It could take months for the Iran war to “end”
The current standoff--including ultimatums, on-and-off ceasefires and constrained oil shipments--could be the new normal for a while.
President Trump seems eager to wrap up the Iran war he started nearly two months ago. Financial markets are looking past the war, with oil prices down and stocks up sharply during the last three weeks.
But the history of American tangles with Iran suggests we could be in for a long period of near war very similar to the current status quo: on-and-off ceasefires, risky posturing by each side, scary-sounding ultimatums and the continual possibility that shooting could resume. Petroleum shipments through the Strait of Hormuz could be curtailed indefinitely.
A good template for Trump’s current predicament with Iran is the deal President Obama struck with the Islamic theocracy in 2015, to limit the country’s nuclear-weapons development.

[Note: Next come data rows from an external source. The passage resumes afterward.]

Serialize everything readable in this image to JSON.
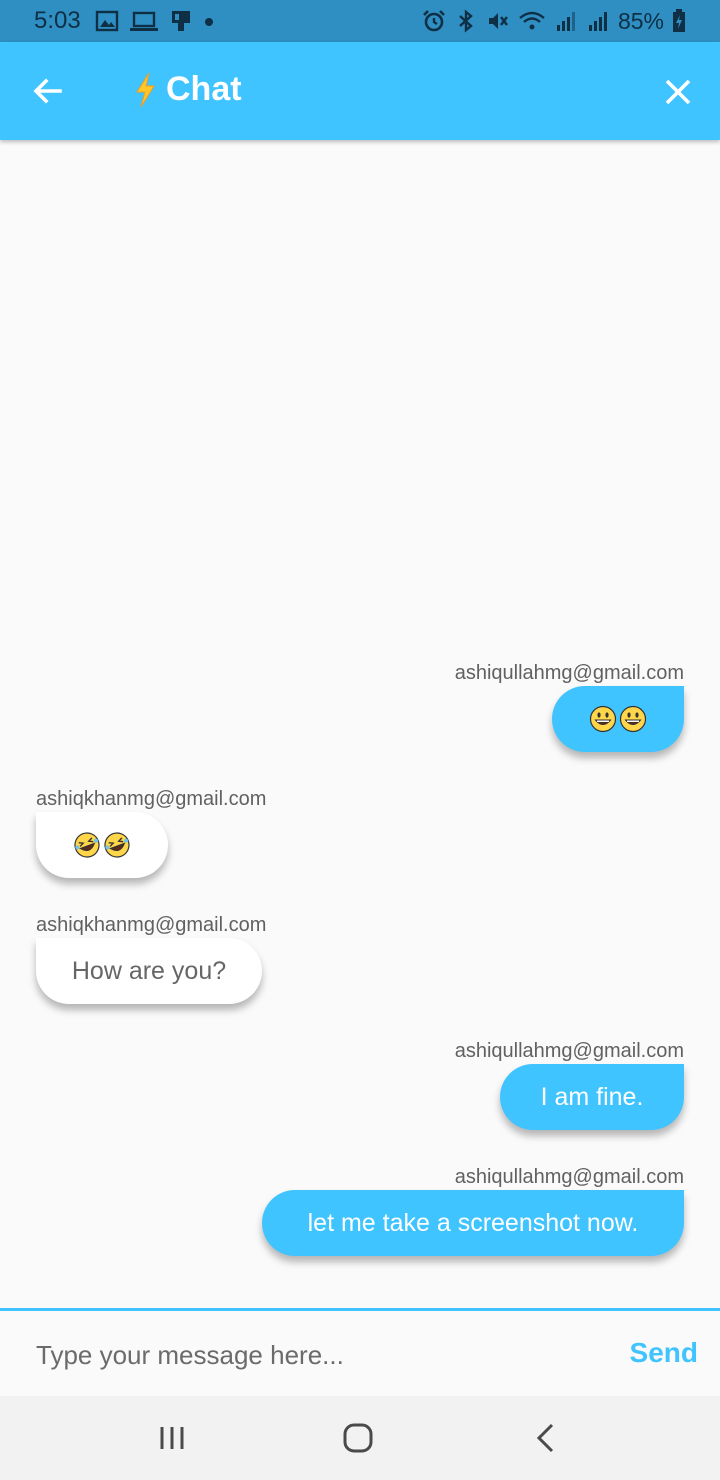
{
  "status_bar": {
    "time": "5:03",
    "battery": "85%",
    "left_icons": [
      "image-icon",
      "laptop-icon",
      "cast-icon",
      "dot-icon"
    ],
    "right_icons": [
      "alarm-icon",
      "bluetooth-icon",
      "mute-icon",
      "wifi-icon",
      "signal-icon",
      "signal-icon",
      "battery-charging-icon"
    ]
  },
  "app_bar": {
    "title": "Chat",
    "title_icon": "lightning-bolt-icon",
    "back_icon": "arrow-left-icon",
    "close_icon": "close-icon",
    "color": "#40c4ff"
  },
  "messages": [
    {
      "sender": "ashiqullahmg@gmail.com",
      "text": "😃😃",
      "mine": true,
      "emoji": [
        "grinning-face-icon",
        "grinning-face-icon"
      ]
    },
    {
      "sender": "ashiqkhanmg@gmail.com",
      "text": "🤣🤣",
      "mine": false,
      "emoji": [
        "rofl-face-icon",
        "rofl-face-icon"
      ]
    },
    {
      "sender": "ashiqkhanmg@gmail.com",
      "text": "How are you?",
      "mine": false
    },
    {
      "sender": "ashiqullahmg@gmail.com",
      "text": "I am fine.",
      "mine": true
    },
    {
      "sender": "ashiqullahmg@gmail.com",
      "text": "let me take a screenshot now.",
      "mine": true
    }
  ],
  "input": {
    "placeholder": "Type your message here...",
    "value": "",
    "send_label": "Send"
  },
  "nav_bar": {
    "icons": [
      "recents-icon",
      "home-icon",
      "back-icon"
    ]
  },
  "colors": {
    "accent": "#40c4ff",
    "status_bar": "#2f8fc3",
    "background": "#fafafa"
  }
}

Most people don’t realize that the JCPOA, as the Obama deal was known, took 20 months to negotiate. Talks moved in fits and starts, with Iran sometimes shutting them down completely. The final deal involved several other countries and international organizations.

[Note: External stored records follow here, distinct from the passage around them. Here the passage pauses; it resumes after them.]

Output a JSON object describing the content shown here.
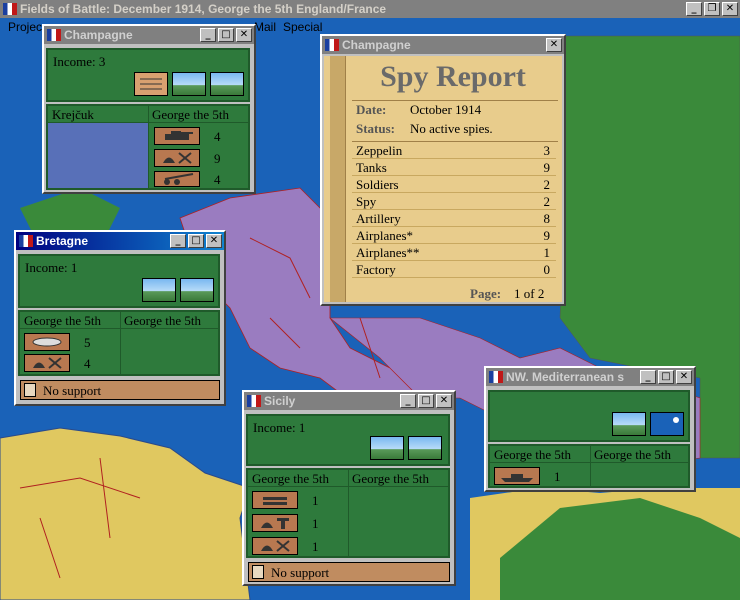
{
  "app": {
    "title": "Fields of Battle: December 1914, George the 5th England/France"
  },
  "menu": [
    "Projec",
    "Mail",
    "Special"
  ],
  "colors": {
    "ocean": "#1a62b8",
    "land_green": "#3a8a3a",
    "land_purple": "#9a7cc0",
    "land_yellow": "#e0c860",
    "window_green": "#2e7a3c"
  },
  "champagne": {
    "title": "Champagne",
    "income": "Income: 3",
    "col_left": "Krejčuk",
    "col_right": "George the 5th",
    "units": [
      {
        "icon": "tank-icon",
        "count": "4"
      },
      {
        "icon": "soldiers-icon",
        "count": "9"
      },
      {
        "icon": "artillery-icon",
        "count": "4"
      }
    ]
  },
  "spy": {
    "window_title": "Champagne",
    "heading": "Spy Report",
    "date_label": "Date:",
    "date": "October 1914",
    "status_label": "Status:",
    "status": "No active spies.",
    "rows": [
      {
        "label": "Zeppelin",
        "value": "3"
      },
      {
        "label": "Tanks",
        "value": "9"
      },
      {
        "label": "Soldiers",
        "value": "2"
      },
      {
        "label": "Spy",
        "value": "2"
      },
      {
        "label": "Artillery",
        "value": "8"
      },
      {
        "label": "Airplanes*",
        "value": "9"
      },
      {
        "label": "Airplanes**",
        "value": "1"
      },
      {
        "label": "Factory",
        "value": "0"
      }
    ],
    "page_label": "Page:",
    "page": "1 of 2"
  },
  "bretagne": {
    "title": "Bretagne",
    "income": "Income: 1",
    "col_left": "George the 5th",
    "col_right": "George the 5th",
    "units": [
      {
        "icon": "zeppelin-icon",
        "count": "5"
      },
      {
        "icon": "soldiers-icon",
        "count": "4"
      }
    ],
    "support": "No support"
  },
  "sicily": {
    "title": "Sicily",
    "income": "Income: 1",
    "col_left": "George the 5th",
    "col_right": "George the 5th",
    "units": [
      {
        "icon": "airplane-icon",
        "count": "1"
      },
      {
        "icon": "spy-icon",
        "count": "1"
      },
      {
        "icon": "soldiers-icon",
        "count": "1"
      }
    ],
    "support": "No support"
  },
  "nwmed": {
    "title": "NW. Mediterranean s",
    "col_left": "George the 5th",
    "col_right": "George the 5th",
    "units": [
      {
        "icon": "battleship-icon",
        "count": "1"
      }
    ]
  }
}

Trump scrapped that deal during his first presidential term in 2018, arguing that it was too permissive. Yet Trump is now trying to achieve some of the same goals as those in the JCPOA, such as new limits on Iran’s ability to build nuclear weapons.
Trump acts as if the ability to resume bombing Iran, and maybe escalate to civilian targets, should force Iran into a deal. Yet Iran has the newfound ability to block energy shipments through the Strait of Hormuz and attack energy infrastructure elsewhere in the Persian Gulf, sending oil prices shooting back up, and stock values back down.
That suggests a new deal to fully end Trump’s war could be months away. “The maximalist positions on both sides—the US and Iran—are still very far apart,” former Middle East diplomat Amos Hochstein said on a recent podcast. “When you’re trying to do a nuclear deal or a regional security pact in three days to fix a market spike, you’re in a very dangerous position.”
[See the economic toll of the Iran war, so far]
It’s possible that both sides might manage the crisis in a way that avoids a resumption of shooting. Trump talks tough about more bombing that might target power plants and economic targets. But that would only trigger more retaliatory attacks by Iran on Gulf energy infrastructure, which would quickly drive oil prices back up. Trump caters to markets, and he definitely doesn’t want that.
Iran, for its part, is probably more interested in dragging out the conflict with aggressions just below the threshold that might trigger more US bombing. Still, the regime has already withstood six weeks of bombing, and probably thinks it can survive more.
[See 4 reasons for investor optimism, despite the war]
Above all, Iran knows Trump’s approval rating is hitting new all-time lows, putting him in a political bind as his party faces growing odds of epic losses in the upcoming midterm elections. Iran might even try to stall until the midterms, on the hope that Trump’s Republicans lose their Congressional majorities, denting Trump’s political leverage at home.
The question for markets, and therefore for Trump, is whether more oil will start flowing through the Strait of Hormuz, even if there’s no peace deal. Iran can still block shipments by threatening to target tankers that don’t have its permission to transit that strait. It backed up those threats recently with attacks on at least two cargo ships, forcing them to turn around. Iran still has thousands of drones, rockets, fast-attack boats and other weapons able to threaten ships, and US forces will never be able to get all of them.
The US Navy is blockading the blockaders by interdicting Iran’s own ships, and seizing at least one. This strategy will take time to play out. The US blockade is meant to stop Iranian oil exports and prevent that cash from propping up the regime. But nobody knows how long it will take for the regime to buckle, or if it even will.
All of this may make an inconclusive outcome more likely than a deal with terms both sides agree to. That doesn’t have to be ruinous for markets. Russia’s invasion of Ukraine in 2022 produced an energy shock of similar severity to the US-Iran war. It took months, but energy markets adapted and prices came back down, even though that war is still raging four years later.
[See all of Trump’s losing causes]
Iran’s Strait of Hormuz closure is already triggering new workarounds, with new pipelines under consideration, along with other efforts to diversify energy flows away from the Persian Gulf. The recurring theme is time. It takes time to make complicated deals, time to adjust to new market impediments and time for combatants in a war to feel exhausted enough to want peace. And time is on the side of whoever uses it best.